Tikona Digital Networks, one of the final eleven bidders for Broadband Wireless in India, has received an approval from India’s Foreign Investment Promotion Board to raise Rs. 11.42 billion, and “enhance the FDI (limit) to 74% by issue of Compulsorily Convertible Debentures (CCDs) and equity shares to existing foreign investors and new foreign investors.” A Tikona representative has told MediaNama that the company will speak with us about the approval when they’re ready to, and no further comment was on offer on the new investors or plans.
Our guess is that a part of the money will probably be used to pay for spectrum won in the BWA auction, the base price for which is Rs. 17.50 billion. The company had raised Rs. 4.88 billion in its first round of funding, with 69.6% stake allocated to private equity companies Goldman Sachs Investment Partners (22.8 percent stake), Indivision India Partners (13.46% stake), Oak India Investments (23.55% stake) and Green Lotus Investments (10.09% stake). Tikona Founder, MD & CEO, Prakash Bajpai owns 2.67 percent, while Tikona Trust owns 26 percent. Note that the shareholding mentioned here is on a fully converted basis, as of 28th February 2010, and based on data provides to India’s Department of Telecom.

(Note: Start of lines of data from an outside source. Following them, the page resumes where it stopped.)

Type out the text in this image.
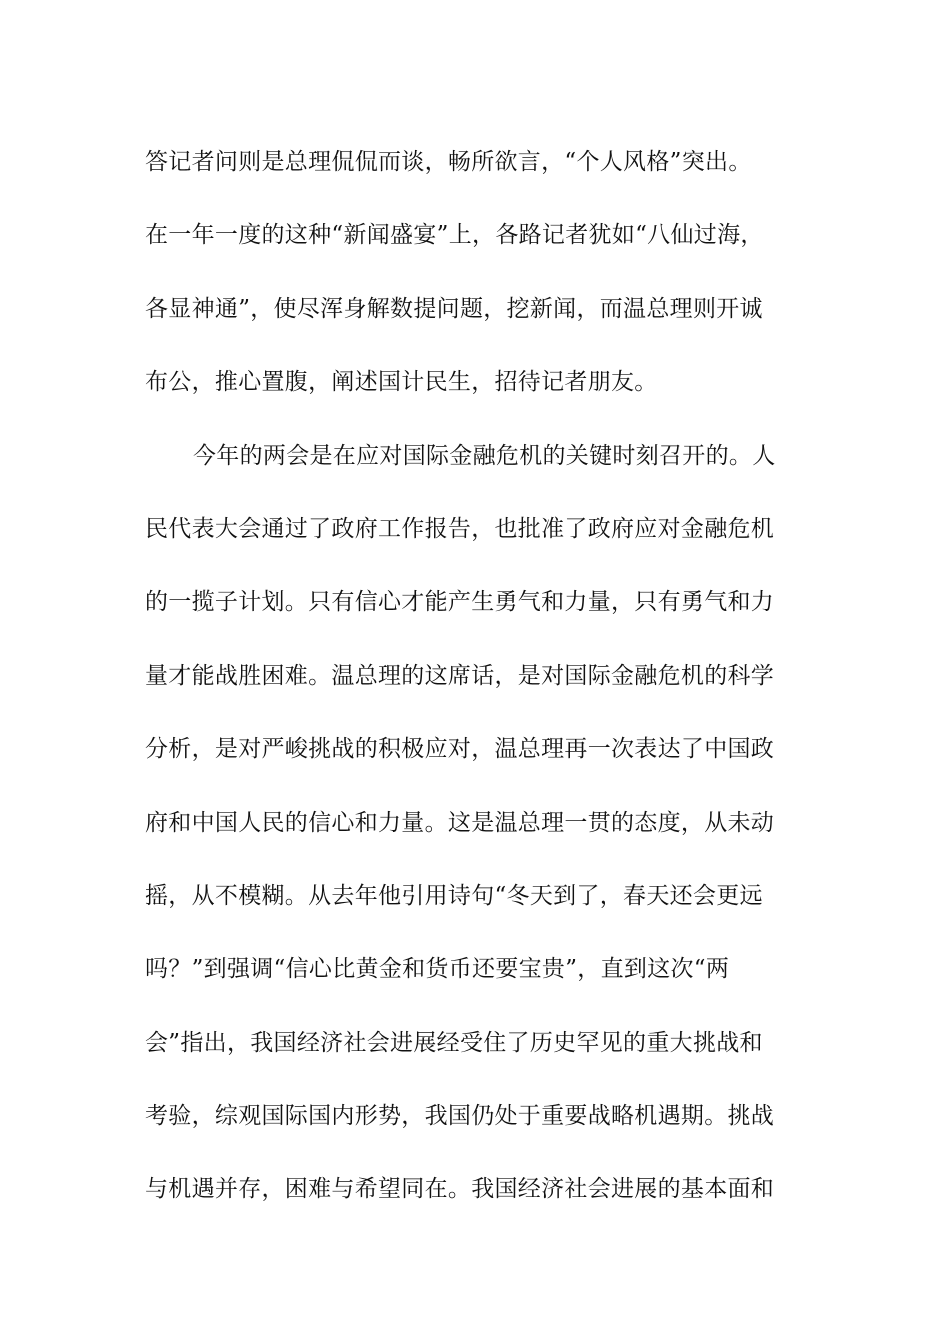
答记者问则是总理侃侃而谈，畅所欲言，“个人风格”突出。
在一年一度的这种“新闻盛宴”上，各路记者犹如“八仙过海，
各显神通”，使尽浑身解数提问题，挖新闻，而温总理则开诚
布公，推心置腹，阐述国计民生，招待记者朋友。
今年的两会是在应对国际金融危机的关键时刻召开的。人
民代表大会通过了政府工作报告，也批准了政府应对金融危机
的一揽子计划。只有信心才能产生勇气和力量，只有勇气和力
量才能战胜困难。温总理的这席话，是对国际金融危机的科学
分析，是对严峻挑战的积极应对，温总理再一次表达了中国政
府和中国人民的信心和力量。这是温总理一贯的态度，从未动
摇，从不模糊。从去年他引用诗句“冬天到了，春天还会更远
吗？”到强调“信心比黄金和货币还要宝贵”，直到这次“两
会”指出，我国经济社会进展经受住了历史罕见的重大挑战和
考验，综观国际国内形势，我国仍处于重要战略机遇期。挑战
与机遇并存，困难与希望同在。我国经济社会进展的基本面和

As of December 15, 2009, there were 379 ISPs registered with the Indian Department of Telecom, of which 98 have category ‘A’ licenses: meaning they can roll out pan-India. Tikona has a pan-India ISP license (number 820-1019/08 LR, dated 09.09.2008). They’ve launched services in 10 cities (Mumbai, NCR Delhi, Chennai, Bangalore, Pune, Hyderabad, Kolkata, Indore, Ahmedabad, Surat), and have a target to expand to 50 cities by end of 2010. They claim to be adding around 20,000 customers every month, and tariffs range between Rs 300 to Rs 5000 per month.
Unlicensed vs Licensed Spectrum For Broadband
It’s worth noting that Tikona’s is bidding for licensed spectrum, while in the past it had been operating its WiBro service in free, unlicensed spectrum. Note that WiBro is just a brand name they’ve chosen, and has nothing to do with the WiBro specification being used by Korea. So why is the company now choosing to bid for licensed spectrum, instead of continuing operations in the significantly cheaper unlicensed spectrum?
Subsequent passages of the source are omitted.